RGX-314 includes the NAV AAV8 vector encoding an antibody fragment to inhibit VEGF. Regenxbio is evaluating RGX-314 using the SCS Microinjector for in-office, nonsurgical delivery to the suprachoroidal space while also advancing its subretinal delivery program for the treatment of wet age-related macular degeneration and diabetic retinopathy, according to a press release.

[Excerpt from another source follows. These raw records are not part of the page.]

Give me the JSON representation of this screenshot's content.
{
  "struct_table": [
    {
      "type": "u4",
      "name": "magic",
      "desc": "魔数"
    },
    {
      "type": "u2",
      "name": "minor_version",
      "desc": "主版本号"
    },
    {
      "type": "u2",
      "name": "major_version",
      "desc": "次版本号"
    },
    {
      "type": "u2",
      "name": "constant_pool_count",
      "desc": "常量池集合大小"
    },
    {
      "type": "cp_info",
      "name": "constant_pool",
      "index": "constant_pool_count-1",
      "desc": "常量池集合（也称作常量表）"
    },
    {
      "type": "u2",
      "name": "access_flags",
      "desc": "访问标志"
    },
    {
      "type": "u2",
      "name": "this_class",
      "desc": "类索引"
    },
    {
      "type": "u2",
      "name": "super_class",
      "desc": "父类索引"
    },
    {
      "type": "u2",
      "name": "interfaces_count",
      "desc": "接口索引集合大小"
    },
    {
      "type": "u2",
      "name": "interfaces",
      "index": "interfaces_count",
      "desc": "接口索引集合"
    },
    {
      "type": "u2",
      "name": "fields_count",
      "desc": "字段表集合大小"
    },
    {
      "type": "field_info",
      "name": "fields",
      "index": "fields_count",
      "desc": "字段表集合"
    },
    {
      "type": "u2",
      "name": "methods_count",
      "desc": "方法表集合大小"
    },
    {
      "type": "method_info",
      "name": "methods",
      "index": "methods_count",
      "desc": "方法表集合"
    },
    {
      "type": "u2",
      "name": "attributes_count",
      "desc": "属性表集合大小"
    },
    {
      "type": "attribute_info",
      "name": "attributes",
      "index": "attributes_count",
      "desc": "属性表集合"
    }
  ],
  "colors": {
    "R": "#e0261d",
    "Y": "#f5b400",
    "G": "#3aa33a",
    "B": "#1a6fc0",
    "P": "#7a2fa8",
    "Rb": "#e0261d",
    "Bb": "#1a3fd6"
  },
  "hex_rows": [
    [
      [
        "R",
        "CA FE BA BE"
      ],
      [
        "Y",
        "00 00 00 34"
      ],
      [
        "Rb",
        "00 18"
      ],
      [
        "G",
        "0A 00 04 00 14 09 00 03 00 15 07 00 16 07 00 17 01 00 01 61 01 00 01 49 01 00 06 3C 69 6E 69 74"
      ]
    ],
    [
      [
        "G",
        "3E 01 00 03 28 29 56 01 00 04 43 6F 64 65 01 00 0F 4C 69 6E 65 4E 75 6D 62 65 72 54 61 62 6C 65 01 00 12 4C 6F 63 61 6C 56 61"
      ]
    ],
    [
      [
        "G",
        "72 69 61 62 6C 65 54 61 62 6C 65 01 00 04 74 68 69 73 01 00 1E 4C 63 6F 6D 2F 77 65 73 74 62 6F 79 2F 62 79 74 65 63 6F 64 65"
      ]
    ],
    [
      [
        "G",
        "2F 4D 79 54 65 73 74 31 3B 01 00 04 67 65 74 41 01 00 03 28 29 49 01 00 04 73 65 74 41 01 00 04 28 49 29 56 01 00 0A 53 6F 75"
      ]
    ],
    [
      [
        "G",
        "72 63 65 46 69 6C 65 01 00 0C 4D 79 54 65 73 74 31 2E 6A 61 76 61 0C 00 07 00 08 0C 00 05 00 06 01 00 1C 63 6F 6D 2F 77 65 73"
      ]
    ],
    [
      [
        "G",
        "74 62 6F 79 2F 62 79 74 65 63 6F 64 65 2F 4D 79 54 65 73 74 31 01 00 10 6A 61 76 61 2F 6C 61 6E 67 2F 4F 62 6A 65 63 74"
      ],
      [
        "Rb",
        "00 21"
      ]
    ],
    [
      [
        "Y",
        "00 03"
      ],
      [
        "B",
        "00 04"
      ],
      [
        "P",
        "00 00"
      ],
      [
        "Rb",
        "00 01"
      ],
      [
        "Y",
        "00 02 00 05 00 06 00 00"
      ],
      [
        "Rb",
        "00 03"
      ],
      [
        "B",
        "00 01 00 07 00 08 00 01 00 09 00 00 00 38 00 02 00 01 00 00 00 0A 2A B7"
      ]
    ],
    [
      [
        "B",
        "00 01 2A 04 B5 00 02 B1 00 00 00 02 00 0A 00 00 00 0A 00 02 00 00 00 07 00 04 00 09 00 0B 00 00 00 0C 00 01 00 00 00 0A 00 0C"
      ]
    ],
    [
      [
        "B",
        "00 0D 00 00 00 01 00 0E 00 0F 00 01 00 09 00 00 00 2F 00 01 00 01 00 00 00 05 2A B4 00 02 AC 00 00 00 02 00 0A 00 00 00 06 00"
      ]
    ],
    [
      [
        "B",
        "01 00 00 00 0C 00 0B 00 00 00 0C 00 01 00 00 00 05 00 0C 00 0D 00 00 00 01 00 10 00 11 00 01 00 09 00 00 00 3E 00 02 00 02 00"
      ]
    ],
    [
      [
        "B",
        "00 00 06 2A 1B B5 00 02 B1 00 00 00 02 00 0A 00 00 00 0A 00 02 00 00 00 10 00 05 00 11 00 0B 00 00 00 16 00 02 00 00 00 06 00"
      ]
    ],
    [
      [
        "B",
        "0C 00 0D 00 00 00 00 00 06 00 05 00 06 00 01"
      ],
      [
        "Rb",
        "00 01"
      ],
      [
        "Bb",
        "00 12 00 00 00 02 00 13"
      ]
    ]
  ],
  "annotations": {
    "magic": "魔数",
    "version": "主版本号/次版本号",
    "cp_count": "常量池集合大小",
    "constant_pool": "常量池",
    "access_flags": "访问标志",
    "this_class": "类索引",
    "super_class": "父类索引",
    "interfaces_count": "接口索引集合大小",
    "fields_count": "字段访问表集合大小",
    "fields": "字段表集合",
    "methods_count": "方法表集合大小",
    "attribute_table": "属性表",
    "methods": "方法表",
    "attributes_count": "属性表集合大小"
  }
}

“We are pleased to partner with Clearside in evaluating the use of the SCS Microinjector to deliver RGX-314 to the suprachoroidal space in the eye. We believe this approach can potentially allow for the treatment of an expanded population of patients with wet AMD and DR by providing access to gene therapy treatment in all settings of patient care,” Kenneth T. Mills, president and CEO of Regenxbio, said in the release. “Delivery into the suprachoroidal space, which in clinical trials has demonstrated minimal associated procedural risks, may allow physicians to treat patients with diseases like DR earlier in the disease course with RGX-314.”
Under the agreement, Regenxbio has an option to receive an exclusive worldwide commercial license, with rights to sublicense the Clearside SCS Microinjector, and Clearside will receive a fee upon the exercise of this option. Clearside will also receive up to $34 million in total development milestones, up to $102 million in sales milestones and mid-single digit royalties on net sales of products that use the microinjector, the release said.